As longstanding followers of this blog will know, I have a particular interest in what are called either ‘fiscal councils’ or ‘independent fiscal institutions’. As I have been and will be preoccupied with other issues for a while, I thought I would try and squeeze in one post on recent developments both in the UK and abroad.
In the UK we had Dave Ramsden’s Treasury review (pdf) of the OBR. The most positive aspect of the review is the recommendation for more resources. I guess the headline news was that the OBR would not be asked to cost opposition policies before elections, as the Dutch fiscal council has done for some time, and as the Australian PBO now does. I would have liked a different decision, but my disappointment is mitigated by three factors:
- the report does recommend the “OBR should ensure greater availability of tools and data to allow third parties to cost alternative policy options”.
- in the UK we have the IFS, which does do this and currently (and rightly) has a quasi-official status
- the level of the fiscal debate in the UK media is currently so poor that I’m not sure how much such a development would improve things.
This last point raises something of a paradox. People like me hoped that fiscal councils like the OBR would improve the public debate. This paradox reflects in part the particular nature of the OBR, which would not be allowed to say - for example - that the fiscal charter is economically illiterate (i.e. no economist agrees with it). Fiscal councils in some other countries can do that, and indeed were set up to do that. This is a gap the IFS cannot fill. I guess the OBR will not be allowed to comment on the economics of different fiscal rules until the UK gets a more sensible rule. I think it is quite likely that if the OBR was able to say such things, we would not have had this particular fiscal charter and we would all be better off as a result.
With the rapid growth in the number of fiscal councils around the world, the case for some kind of international network has become much stronger. It is therefore good news is that one is about to be established for those in the EU. There are at least two important roles such a network can have, apart from the obvious one of spreading best practice.
First, it can help establish and maintain independence for individual fiscal councils, which may be put under various kinds of pressure by their national governments. Sometimes this pressure is just verbal, and often indicates that the council is doing its job. I have just come back from Ireland, where the Irish fiscal council criticised a pre-election giveaway by the government. Its chairman John McHale also suggested that it might break the Commission’s fiscal rules. The government then revealed that it had obtained agreement from Brussels, but had not told the fiscal council. It managed to spin this as an error made by the council, which journalists dutifully parrotted. Substantive criticism was thereby deflected. That kind of thing from governments is only to be expected. It becomes more serious when governments react to criticism in financial or even existential terms, as has happened in Canada and Hungary. In those cases, the council needs all the defence it can get.

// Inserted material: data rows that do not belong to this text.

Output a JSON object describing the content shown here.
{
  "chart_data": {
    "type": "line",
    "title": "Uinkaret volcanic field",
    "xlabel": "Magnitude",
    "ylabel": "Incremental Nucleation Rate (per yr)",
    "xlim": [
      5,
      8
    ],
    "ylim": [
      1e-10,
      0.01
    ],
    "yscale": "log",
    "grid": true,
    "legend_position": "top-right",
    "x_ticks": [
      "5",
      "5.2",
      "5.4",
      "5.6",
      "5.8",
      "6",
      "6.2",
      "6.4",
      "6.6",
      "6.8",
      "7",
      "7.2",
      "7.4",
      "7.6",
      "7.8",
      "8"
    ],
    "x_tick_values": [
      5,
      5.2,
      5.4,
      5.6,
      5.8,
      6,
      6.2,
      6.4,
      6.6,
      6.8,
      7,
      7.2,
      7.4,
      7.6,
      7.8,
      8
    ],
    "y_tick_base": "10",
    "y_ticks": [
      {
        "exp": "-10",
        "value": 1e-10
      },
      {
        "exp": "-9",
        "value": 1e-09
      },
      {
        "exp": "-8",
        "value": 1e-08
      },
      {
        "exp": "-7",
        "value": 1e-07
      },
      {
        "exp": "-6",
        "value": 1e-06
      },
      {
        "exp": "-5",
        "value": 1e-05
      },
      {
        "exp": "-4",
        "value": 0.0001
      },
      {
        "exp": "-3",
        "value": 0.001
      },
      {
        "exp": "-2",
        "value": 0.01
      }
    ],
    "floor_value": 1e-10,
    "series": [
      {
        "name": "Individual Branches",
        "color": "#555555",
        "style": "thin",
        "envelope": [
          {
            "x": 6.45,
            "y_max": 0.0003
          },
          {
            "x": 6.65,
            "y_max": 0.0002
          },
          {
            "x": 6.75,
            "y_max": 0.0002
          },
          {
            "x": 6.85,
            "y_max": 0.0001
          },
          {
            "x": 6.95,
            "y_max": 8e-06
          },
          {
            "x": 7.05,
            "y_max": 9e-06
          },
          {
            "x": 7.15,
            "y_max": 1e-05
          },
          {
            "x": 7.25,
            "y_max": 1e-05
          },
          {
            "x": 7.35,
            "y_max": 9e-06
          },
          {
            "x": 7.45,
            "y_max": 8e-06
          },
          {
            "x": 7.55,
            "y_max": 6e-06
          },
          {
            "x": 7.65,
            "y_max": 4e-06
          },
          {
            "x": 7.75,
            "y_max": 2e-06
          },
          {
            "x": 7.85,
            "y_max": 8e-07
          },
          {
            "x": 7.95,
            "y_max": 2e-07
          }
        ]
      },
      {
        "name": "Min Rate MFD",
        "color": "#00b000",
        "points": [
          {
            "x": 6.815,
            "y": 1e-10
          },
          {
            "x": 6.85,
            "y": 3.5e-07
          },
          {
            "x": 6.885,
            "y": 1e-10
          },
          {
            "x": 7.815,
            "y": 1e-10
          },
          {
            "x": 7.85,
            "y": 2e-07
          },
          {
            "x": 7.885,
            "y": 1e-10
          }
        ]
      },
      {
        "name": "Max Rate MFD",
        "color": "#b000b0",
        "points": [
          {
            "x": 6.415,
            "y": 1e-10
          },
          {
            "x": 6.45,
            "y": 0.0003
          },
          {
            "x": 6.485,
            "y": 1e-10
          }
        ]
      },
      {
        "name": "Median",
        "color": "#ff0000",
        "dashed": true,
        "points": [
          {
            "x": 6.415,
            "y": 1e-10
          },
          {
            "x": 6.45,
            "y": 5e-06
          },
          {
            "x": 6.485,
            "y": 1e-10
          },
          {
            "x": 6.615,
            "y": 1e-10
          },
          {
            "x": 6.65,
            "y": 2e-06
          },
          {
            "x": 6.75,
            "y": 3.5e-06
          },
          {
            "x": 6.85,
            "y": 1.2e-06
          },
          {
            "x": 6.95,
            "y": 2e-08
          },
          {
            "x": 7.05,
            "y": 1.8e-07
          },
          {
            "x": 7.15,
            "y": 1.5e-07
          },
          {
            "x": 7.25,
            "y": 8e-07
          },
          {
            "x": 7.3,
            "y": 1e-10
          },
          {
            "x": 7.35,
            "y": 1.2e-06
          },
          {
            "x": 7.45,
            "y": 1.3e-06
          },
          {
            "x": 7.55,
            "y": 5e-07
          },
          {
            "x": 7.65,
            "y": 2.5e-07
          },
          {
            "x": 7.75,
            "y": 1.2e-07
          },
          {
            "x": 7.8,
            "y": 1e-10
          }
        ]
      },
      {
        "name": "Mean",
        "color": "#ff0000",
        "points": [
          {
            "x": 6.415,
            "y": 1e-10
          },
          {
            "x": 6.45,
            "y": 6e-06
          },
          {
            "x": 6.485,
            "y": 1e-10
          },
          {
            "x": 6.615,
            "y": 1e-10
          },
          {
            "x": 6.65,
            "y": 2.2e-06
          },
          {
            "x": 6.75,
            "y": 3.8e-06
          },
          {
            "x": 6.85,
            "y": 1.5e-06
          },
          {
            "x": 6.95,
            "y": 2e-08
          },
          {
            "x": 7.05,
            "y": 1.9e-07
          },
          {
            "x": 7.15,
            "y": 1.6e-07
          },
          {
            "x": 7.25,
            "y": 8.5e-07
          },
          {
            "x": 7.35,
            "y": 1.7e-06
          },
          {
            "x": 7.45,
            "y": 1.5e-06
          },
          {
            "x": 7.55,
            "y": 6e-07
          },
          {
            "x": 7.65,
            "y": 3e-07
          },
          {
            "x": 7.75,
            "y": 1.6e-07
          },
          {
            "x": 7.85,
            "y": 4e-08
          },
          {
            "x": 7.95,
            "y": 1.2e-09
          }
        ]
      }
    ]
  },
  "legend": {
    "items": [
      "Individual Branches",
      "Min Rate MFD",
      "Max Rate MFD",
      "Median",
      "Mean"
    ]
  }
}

Second, a network can act as an important pressure group on the Commission. The Commission itself has recently established an Advisory Fiscal Board, which if nothing else can increase the dialogue between the fiscal councils and the Commission. I talked about the dual system of fiscal monitoring within Europe here, and how I hope we will see a gradual reduction in central control and more discretion given to national governments monitored by strong national fiscal councils. If Daniel Gros is right and German hegemony is coming to an end, then maybe it might just happen - one day.